Les réseaux ultra-politisés ne présentent qu’un intérêt relatif, puisqu’on y prêche déjà des convaincus
De l’avis de la quasi-totalité des experts, politologues, sociologues ou économistes, les réseaux sociaux « militants » sont structurellement voués, au pire, à l’échec, au mieux, à atteindre assez rapidement un plafond. La quasi-totalité des utilisateurs préfèrent en effet n’utiliser qu’un seul réseau social, et préfèrent pouvoir y retrouver l’ensemble de leurs cercles sociaux. Même du point de vue purement militant, les réseaux ultra-politisés ne présentent qu’un intérêt relatif, puisqu’on y prêche déjà des convaincus.

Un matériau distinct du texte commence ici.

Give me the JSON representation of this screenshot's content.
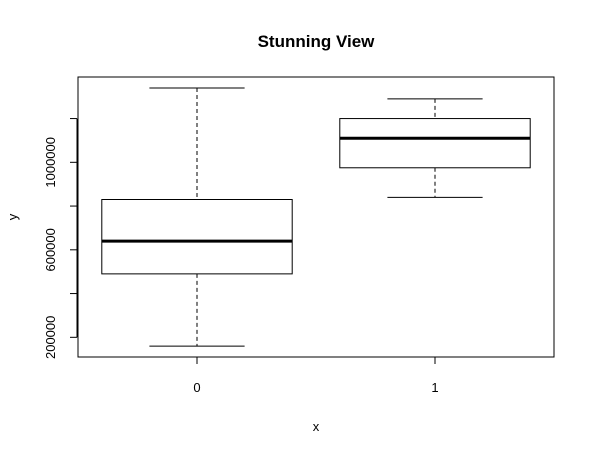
{
  "chart_data": {
    "type": "box",
    "title": "Stunning View",
    "xlabel": "x",
    "ylabel": "y",
    "categories": [
      "0",
      "1"
    ],
    "boxes": [
      {
        "category": "0",
        "whisker_low": 160000,
        "q1": 490000,
        "median": 640000,
        "q3": 830000,
        "whisker_high": 1340000
      },
      {
        "category": "1",
        "whisker_low": 840000,
        "q1": 975000,
        "median": 1110000,
        "q3": 1200000,
        "whisker_high": 1290000
      }
    ],
    "y_ticks": [
      200000,
      400000,
      600000,
      800000,
      1000000,
      1200000
    ],
    "y_tick_labels": [
      "200000",
      "",
      "600000",
      "",
      "1000000",
      ""
    ],
    "ylim": [
      110000,
      1390000
    ],
    "grid": false
  }
}
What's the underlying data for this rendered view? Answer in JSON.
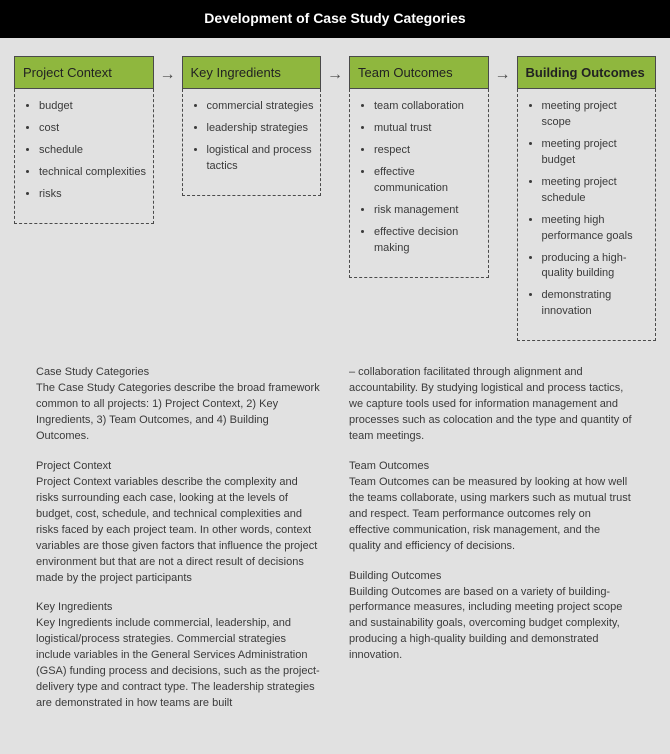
{
  "title": "Development of Case Study Categories",
  "colors": {
    "title_bg": "#000000",
    "title_text": "#ffffff",
    "page_bg": "#e1e1e1",
    "box_header_bg": "#8fb73e",
    "box_border": "#4a4a4a",
    "body_text": "#3a3a3a"
  },
  "flow": {
    "boxes": [
      {
        "label": "Project Context",
        "bold": false,
        "items": [
          "budget",
          "cost",
          "schedule",
          "technical complexities",
          "risks"
        ]
      },
      {
        "label": "Key Ingredients",
        "bold": false,
        "items": [
          "commercial strategies",
          "leadership strategies",
          "logistical and process tactics"
        ]
      },
      {
        "label": "Team Outcomes",
        "bold": false,
        "items": [
          "team collaboration",
          "mutual trust",
          "respect",
          "effective communication",
          "risk management",
          "effective decision making"
        ]
      },
      {
        "label": "Building Outcomes",
        "bold": true,
        "items": [
          "meeting project scope",
          "meeting project budget",
          "meeting project schedule",
          "meeting high performance goals",
          "producing a high-quality building",
          "demonstrating innovation"
        ]
      }
    ],
    "arrow_glyph": "→"
  },
  "left_column": [
    {
      "heading": "Case Study Categories",
      "body": "The Case Study Categories describe the broad framework common to all projects: 1) Project Context, 2) Key Ingredients, 3) Team Outcomes, and 4) Building Outcomes."
    },
    {
      "heading": "Project Context",
      "body": "Project Context variables describe the complexity and risks surrounding each case, looking at the levels of budget, cost, schedule, and technical complexities and risks faced by each project team. In other words, context variables are those given factors that influence the project environment but that are not a direct result of decisions made by the project participants"
    },
    {
      "heading": "Key Ingredients",
      "body": "Key Ingredients include commercial, leadership, and logistical/process strategies. Commercial strategies include variables in the General Services Administration (GSA) funding process and decisions, such as the project-delivery type and contract type. The leadership strategies are demonstrated in how teams are built"
    }
  ],
  "right_column": [
    {
      "heading": "",
      "body": "– collaboration facilitated through alignment and accountability. By studying logistical and process tactics, we capture tools used for information management and processes such as colocation and the type and quantity of team meetings."
    },
    {
      "heading": "Team Outcomes",
      "body": "Team Outcomes can be measured by looking at how well the teams collaborate, using markers such as mutual trust and respect. Team performance outcomes rely on effective communication, risk management, and the quality and efficiency of decisions."
    },
    {
      "heading": "Building Outcomes",
      "body": "Building Outcomes are based on a variety of building-performance measures, including meeting project scope and sustainability goals, overcoming budget complexity, producing a high-quality building and demonstrated innovation."
    }
  ]
}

Toutes ces plates-formes concurrentes ont aussi fait face à des difficultés très similaires ces trois dernières années. L’absence ou l’insuffisance de leur modération a conduit certains prestataires techniques à leur couper l’accès : Gab a ainsi perdu son contrat avec Microsoft Azure, et Parler a été retiré des magasins d’application d’Apple et de Google. Tous ont également connu leurs lots de déboires techniques et de piratages plus ou moins graves ; Gettr a été envahi de messages polluants, et des mots de passe de Gab ont été piratés. La faute, en partie, à des difficultés de recrutement pour ces plates-formes sulfureuses, parfois accentués par des dissensions internes – fin décembre, l’ensemble de l’équipe de sécurité informatique de Gettr a été licenciée, et les raisons de cette décision brutale ne sont pas très claires.
2024 en ligne de mire
Le lancement d’un réseau social sur lequel il a tout pouvoir est également, notent les observateurs américains, une brique supplémentaire dans une nouvelle campagne de Donald Trump à l’élection présidentielle de 2024. Privé des réseaux qu’il avait abondamment utilisés pour faire campagne et dicter l’agenda médiatique en 2016, l’ex-président ne fait guère mystère de son intention de se présenter à nouveau.
Son dernier message public, publié le 4 février, a pris la forme d’un communiqué consacré au mouvement du « convoi de la liberté » canadien, qui a bloqué pendant plus de trois semaines le centre de la capitale canadienne, Ottawa. Donald Trump, qui signe le texte en tant que PDG de TMTG, y déroule ses critiques habituelles contre la « censure » exercée selon lui par Facebook et Twitter, et se réjouit que le convoi « s’apprête à venir à Washington pour protester contre les règles ridicules érigées par Biden contre le Covid ». Sauf qu’aucune manifestation d’ampleur liée à ce mouvement n’a eu lieu dans la capitale américaine. Un avant-goût probable de ses futurs messages estampillés « Truth Social ».